Detail of girl in 19th century brothel, location unknown
RED LIGHTS ON WATER STREET

For decades Portsmouth’s whispered secret was an evolving red light district on the waterfront. Famous worldwide, locals talked about it in whispers. But in 1912 a 14-year old girl briefly told reporters about her abduction to a local brothel by an older woman. Ethel Duffy tells her story here one more time.

 

 

 

SEE: Red Lights Out

14-Year Old Abducted in Dover

Although Portsmouth, NH had a thriving combat zone at the turn of the 20th century, it remained a hush-hush topic in the local media. Brothels on Water Street (now Marcy) in what is now the city’s gentrified waterfront were simply referred to in print as "houses". Female prostitutes, often underage, were called "inmates" according to one news report, or simply "women". The most explicit phrase of the era used in newspapers was "house of ill repute" Despite attempts to clean up the corrupt area in the Victorian era, local police conspired with bordello and illegal bar owners to keep the red light district open and profitable. Police who attempted to clean up local vice sometimes met a violent response.

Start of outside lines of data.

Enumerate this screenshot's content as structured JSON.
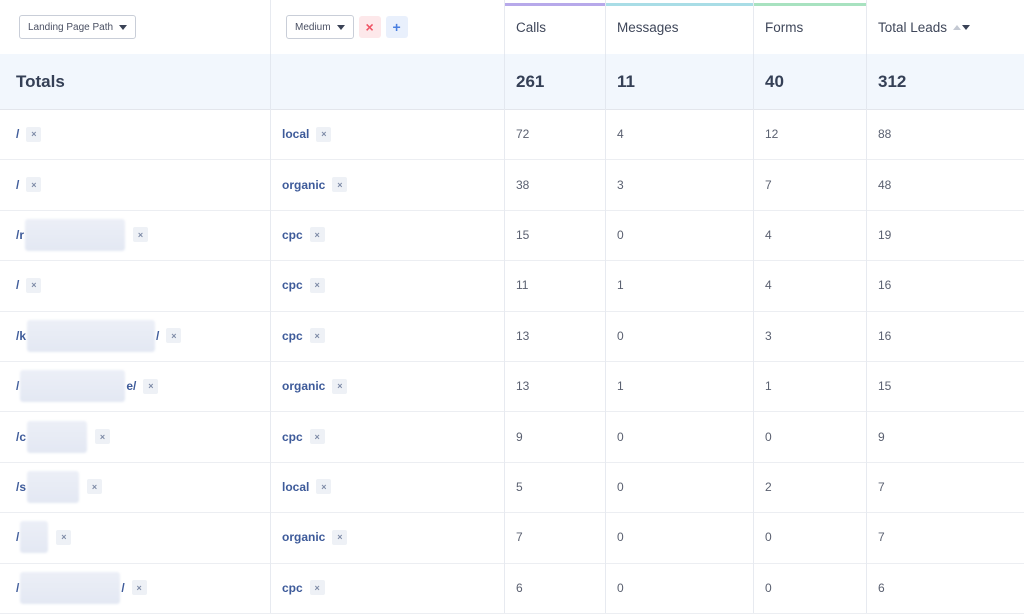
{
  "header": {
    "dimension1": {
      "label": "Landing Page Path"
    },
    "dimension2": {
      "label": "Medium"
    },
    "remove_glyph": "×",
    "add_glyph": "+",
    "metrics": [
      {
        "label": "Calls",
        "color": "#b7a9ea"
      },
      {
        "label": "Messages",
        "color": "#a9dde6"
      },
      {
        "label": "Forms",
        "color": "#a8e2c0"
      },
      {
        "label": "Total Leads",
        "color": "#ffffff"
      }
    ]
  },
  "totals": {
    "label": "Totals",
    "calls": "261",
    "messages": "11",
    "forms": "40",
    "total_leads": "312"
  },
  "chip_glyph": "×",
  "rows": [
    {
      "path_start": "/",
      "path_end": "",
      "medium": "local",
      "calls": "72",
      "messages": "4",
      "forms": "12",
      "total": "88"
    },
    {
      "path_start": "/",
      "path_end": "",
      "medium": "organic",
      "calls": "38",
      "messages": "3",
      "forms": "7",
      "total": "48"
    },
    {
      "path_start": "/r",
      "path_end": "",
      "medium": "cpc",
      "calls": "15",
      "messages": "0",
      "forms": "4",
      "total": "19"
    },
    {
      "path_start": "/",
      "path_end": "",
      "medium": "cpc",
      "calls": "11",
      "messages": "1",
      "forms": "4",
      "total": "16"
    },
    {
      "path_start": "/k",
      "path_end": "/",
      "medium": "cpc",
      "calls": "13",
      "messages": "0",
      "forms": "3",
      "total": "16"
    },
    {
      "path_start": "/",
      "path_end": "e/",
      "medium": "organic",
      "calls": "13",
      "messages": "1",
      "forms": "1",
      "total": "15"
    },
    {
      "path_start": "/c",
      "path_end": "",
      "medium": "cpc",
      "calls": "9",
      "messages": "0",
      "forms": "0",
      "total": "9"
    },
    {
      "path_start": "/s",
      "path_end": "",
      "medium": "local",
      "calls": "5",
      "messages": "0",
      "forms": "2",
      "total": "7"
    },
    {
      "path_start": "/",
      "path_end": "",
      "medium": "organic",
      "calls": "7",
      "messages": "0",
      "forms": "0",
      "total": "7"
    },
    {
      "path_start": "/",
      "path_end": "/",
      "medium": "cpc",
      "calls": "6",
      "messages": "0",
      "forms": "0",
      "total": "6"
    }
  ]
}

In 1912 a series of murders drew public attention to the situation in the South End and led to the closing of most houses of ill repute. During that summer a rare interview with a 14-year old girl appeared on the front page of a Portsmouth newspaper. Ethel Duffy was kidnapped while staying with friends in Dover, apparently drugged and brought to a Portsmouth bordello.

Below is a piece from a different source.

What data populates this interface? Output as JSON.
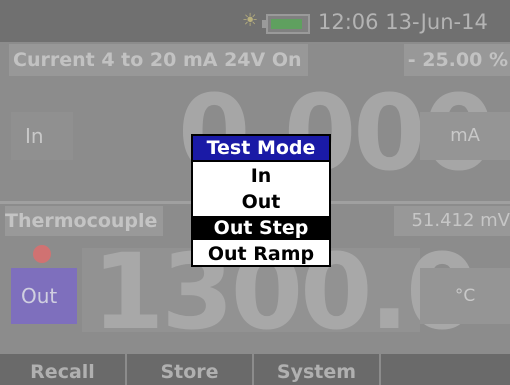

Constance Perry, 25, her abductor, was held on $5,000 bail for what reporters called "white slavery". Unable to place Duffy in a local bordello, Perry chose to solicit men on the Portsmouth streets who "assaulted" the girl as she stayed with Perry in a room on Deer Street. Police arrested two men who had reportedly paid Perry for access to the girl who was in "a pitiful condition" when she was brought to the police station. Ethel Duffy herself was held on a $500 bond to keep her available as a witness against Perry.

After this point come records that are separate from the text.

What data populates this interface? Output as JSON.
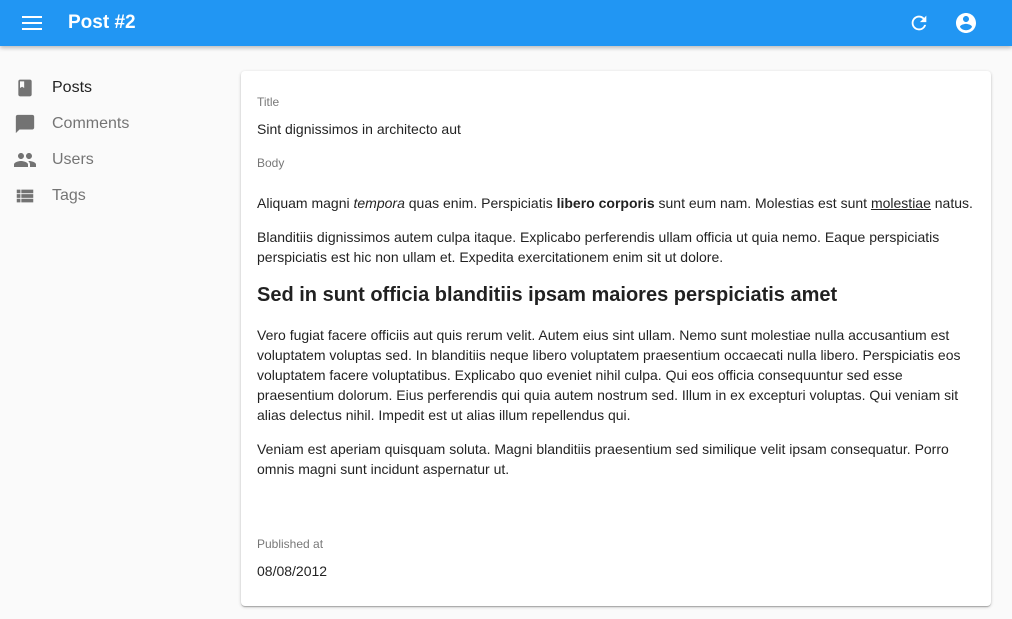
{
  "appbar": {
    "title": "Post #2",
    "menu_icon": "menu-icon",
    "refresh_icon": "refresh-icon",
    "account_icon": "account-circle-icon",
    "color": "#2196f3"
  },
  "sidebar": {
    "items": [
      {
        "label": "Posts",
        "icon": "book-icon",
        "active": true
      },
      {
        "label": "Comments",
        "icon": "comment-icon",
        "active": false
      },
      {
        "label": "Users",
        "icon": "people-icon",
        "active": false
      },
      {
        "label": "Tags",
        "icon": "list-icon",
        "active": false
      }
    ]
  },
  "post": {
    "title_label": "Title",
    "title_value": "Sint dignissimos in architecto aut",
    "body_label": "Body",
    "body": {
      "p1_a": "Aliquam magni ",
      "p1_em": "tempora",
      "p1_b": " quas enim. Perspiciatis ",
      "p1_strong": "libero corporis",
      "p1_c": " sunt eum nam. Molestias est sunt ",
      "p1_link": "molestiae",
      "p1_d": " natus.",
      "p2": "Blanditiis dignissimos autem culpa itaque. Explicabo perferendis ullam officia ut quia nemo. Eaque perspiciatis perspiciatis est hic non ullam et. Expedita exercitationem enim sit ut dolore.",
      "heading": "Sed in sunt officia blanditiis ipsam maiores perspiciatis amet",
      "p3": "Vero fugiat facere officiis aut quis rerum velit. Autem eius sint ullam. Nemo sunt molestiae nulla accusantium est voluptatem voluptas sed. In blanditiis neque libero voluptatem praesentium occaecati nulla libero. Perspiciatis eos voluptatem facere voluptatibus. Explicabo quo eveniet nihil culpa. Qui eos officia consequuntur sed esse praesentium dolorum. Eius perferendis qui quia autem nostrum sed. Illum in ex excepturi voluptas. Qui veniam sit alias delectus nihil. Impedit est ut alias illum repellendus qui.",
      "p4": "Veniam est aperiam quisquam soluta. Magni blanditiis praesentium sed similique velit ipsam consequatur. Porro omnis magni sunt incidunt aspernatur ut."
    },
    "published_label": "Published at",
    "published_value": "08/08/2012"
  }
}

Duffy’s published account, apparently in her own words, offers a rare glimpse inside the city’s flesh trade.

Excerpted from
THE PORTSMOUTH TIMES
August 17, 1912

"Mrs. Perry came to the house that I was living in in Dover and wanted me to walk to the post office with her and not thinking she had anything bad in store for me, I went. When we got down town she asked me if I did want a drink of water and I answered yes. She had a small drinking cup with her, and we got a drink at a fountain. It was then that my head started to whirl around; I could hear the woman talking. It seemed away off, and that is the last I remember until I reached Portsmouth that night. The next day she took me to a house and talked with a woman there about me, but the woman kept shaking her head and saying that I was too young. After a while we left the house and the woman that I had come from Dover with kept muttering to herself. When we got on the street where the stores are she met a man and said "Hello" to him. He stopped and they talked to each other for a while, and he said "Sure," and walked off. That day we were in a restaurant and all the time the woman kept talking to me that if a man came to see us that night I should do what he asked me to. I asked her when I was going back to Dover, and she said that if I was a good girl and did what she wanted me to she would send me back Monday."